HOLLISTER, Mo. — Payne’s Valley, the fifth course at Big Cedar Lodge, opened with great fanfare on Tuesday when Tiger Woods teamed up with Justin Thomas to play against Rory McIlroy and Justin Rose. (Decent four-ball, eh?) You can read all about the match here, but now it’s time to take a closer look at the course: Tiger Woods’ first public-access design, a wide-open layout with 85 acres of fairways that spill across the Ozark Mountains.
Here are eight observations from watching Tiger & Friends play Payne’s Valley, then playing it for myself on Wednesday morning.
1. The walk to the first tee is thrilling
Carved through walls of 300-million-year-old limestone rock formations, the walk from the practice green to the 1st tee, which felt like a quarter of a mile, is a dramatic start to the round. The daunting tone set by this this stroll (or cart ride) is at odds with the overall friendliness of the course itself, but it does add a thrill to an experience full of many memorable moments.
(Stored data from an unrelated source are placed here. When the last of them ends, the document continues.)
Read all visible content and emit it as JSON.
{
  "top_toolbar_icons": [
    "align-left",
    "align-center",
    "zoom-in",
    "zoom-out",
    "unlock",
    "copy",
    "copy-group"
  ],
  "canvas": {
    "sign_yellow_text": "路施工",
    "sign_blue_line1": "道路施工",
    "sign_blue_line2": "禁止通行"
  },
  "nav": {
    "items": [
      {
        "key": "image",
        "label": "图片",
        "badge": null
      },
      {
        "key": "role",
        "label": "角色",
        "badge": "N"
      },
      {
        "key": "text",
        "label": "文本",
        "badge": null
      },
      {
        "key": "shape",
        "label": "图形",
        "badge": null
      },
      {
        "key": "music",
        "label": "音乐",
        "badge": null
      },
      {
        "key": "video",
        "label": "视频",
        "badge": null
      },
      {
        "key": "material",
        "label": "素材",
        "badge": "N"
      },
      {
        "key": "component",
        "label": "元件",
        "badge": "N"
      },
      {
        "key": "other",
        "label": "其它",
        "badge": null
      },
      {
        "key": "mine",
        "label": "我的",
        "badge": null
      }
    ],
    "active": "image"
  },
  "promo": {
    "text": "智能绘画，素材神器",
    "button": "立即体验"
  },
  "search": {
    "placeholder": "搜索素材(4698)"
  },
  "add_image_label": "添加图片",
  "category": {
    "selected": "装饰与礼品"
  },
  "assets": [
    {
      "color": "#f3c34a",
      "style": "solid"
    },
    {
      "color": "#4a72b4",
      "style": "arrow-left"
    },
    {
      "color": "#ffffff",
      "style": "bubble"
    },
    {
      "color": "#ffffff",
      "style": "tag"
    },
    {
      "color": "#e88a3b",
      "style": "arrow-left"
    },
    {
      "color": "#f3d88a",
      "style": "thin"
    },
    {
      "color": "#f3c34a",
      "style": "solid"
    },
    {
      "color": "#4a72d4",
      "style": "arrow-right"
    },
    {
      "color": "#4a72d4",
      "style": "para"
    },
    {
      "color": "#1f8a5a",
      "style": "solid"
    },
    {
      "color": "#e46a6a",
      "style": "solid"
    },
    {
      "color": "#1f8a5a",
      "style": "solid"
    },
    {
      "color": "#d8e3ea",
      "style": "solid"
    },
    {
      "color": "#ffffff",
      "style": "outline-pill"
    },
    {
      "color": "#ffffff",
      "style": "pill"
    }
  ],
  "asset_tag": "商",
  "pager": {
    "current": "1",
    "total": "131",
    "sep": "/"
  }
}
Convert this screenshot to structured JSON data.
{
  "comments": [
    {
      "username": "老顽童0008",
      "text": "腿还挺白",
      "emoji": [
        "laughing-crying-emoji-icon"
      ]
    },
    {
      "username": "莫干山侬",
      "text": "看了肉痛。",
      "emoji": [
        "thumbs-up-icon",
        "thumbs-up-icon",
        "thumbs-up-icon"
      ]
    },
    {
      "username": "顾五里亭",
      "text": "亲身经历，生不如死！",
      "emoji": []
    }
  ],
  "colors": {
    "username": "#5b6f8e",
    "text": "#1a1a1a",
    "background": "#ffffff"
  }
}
2. The landscape is stunning
The course unspools across a sprawling piece of land, winding up and down and out — but mostly out. The routing never returns back to the clubhouse until the 18th (and 19th) holes. There are stunning vistas throughout, some created by manmade waterfalls but most created by the clean lines of the course itself.
3. The Tiger-Payne bond is real
On Tuesday, minutes before Tiger hit the 1st tee shot to officially begin the Payne’s Valley Cup, he shared some heartfelt stories about Payne Stewart, an Ozarks native. Tiger talked about how much it meant to him that he got to spend so much time with Payne in the late 90s, and how Payne would “haze” him and make him laugh from one Tour stop to the next. It’s clear there was, and continues to be, a special bond between Tiger and Payne — so much so that Tiger named the course after the three-time major champion. Several members of Payne’s family heard those touching words at Payne’s Valley on Tuesday, including Payne’s son, Aaron, who hit ceremonial shots on both the first and 19th tees.
4. The design has strong Payne vibes
When I asked Tiger if Stewart inspired any of the course’s design, Tiger’s eyes lit up. He leaned in and said, “Payne had the most rhythmic golf swing, the flow and the way his hips moved and the way he putted. So this golf course has flow to it and it has movement. I played a lot of rounds with Payne and he always curved the ball. He loved moving the golf ball and this course definitely reflects that.”
5. The course is surprisingly playable…
Even though the walk to the 1st tee winds through intimidatingly large rocks and sharp edges, the course itself is wholly welcoming. There are many of bail-out areas, mostly on the right side of the holes to accommodate the slicers among us. Generous fairways make you want to unleash off the tee, and large aprons around the greens and forgiving green complexes make approach shots pleasantly inviting.
6. …but also challenging
You can stretch this course out for a challenge (even though we wouldn’t recommend that), but even if you play from an appropriate set of tee boxes, and there are four to choose from that range from 4,957 yards to 7,370 yards, the movement in the greens are so subtle they can be tough to read. The subtleness is enough to keep golfers on their toes without punishing them unnecessarily.
7. The 19th hole is wild
Set behind the 18th green and at the base of towering rock walls, the unforgettable 136-yard bonus hole presents not only a challenge for golfers but also a beautiful way to showcase the beauty of the Ozarks. It’s also the one hole for which Tiger can’t take credit: The design was conjured by Johnny Morris, founder of both Bass Pro Shops and Big Cedar Lodge, who has worked with slew of brand-name architects while developing the courses on his property: Jack Nicklaus (who designed the par-3 Top of the Rock); Tom Fazio (Buffalo Ridge); Gary Player (par-3 Mountain Top); Bill Coore and Ben Crenshaw (Ozarks National); and now Tiger. This time, it was Morris’ turn — you won’t find a more dramatic location at which to settle a bet.
8. Move over, Magnolia Lane
The vertiginous ride from the 19th green up to the clubhouse is like something out of an amusement park. Called the “Cliffhanger Trail,” it’s a one-mile nature trail that winds up the rock face. To some, it’ll feel too manufactured and over the top; to others, it’ll feel like the perfect exclamation point to an already-eye-popping experience. Either way, stay alert at the wheel! The passage winds around some unprotected cliffs and through streams and over rock surfaces, requiring slow, precise driving.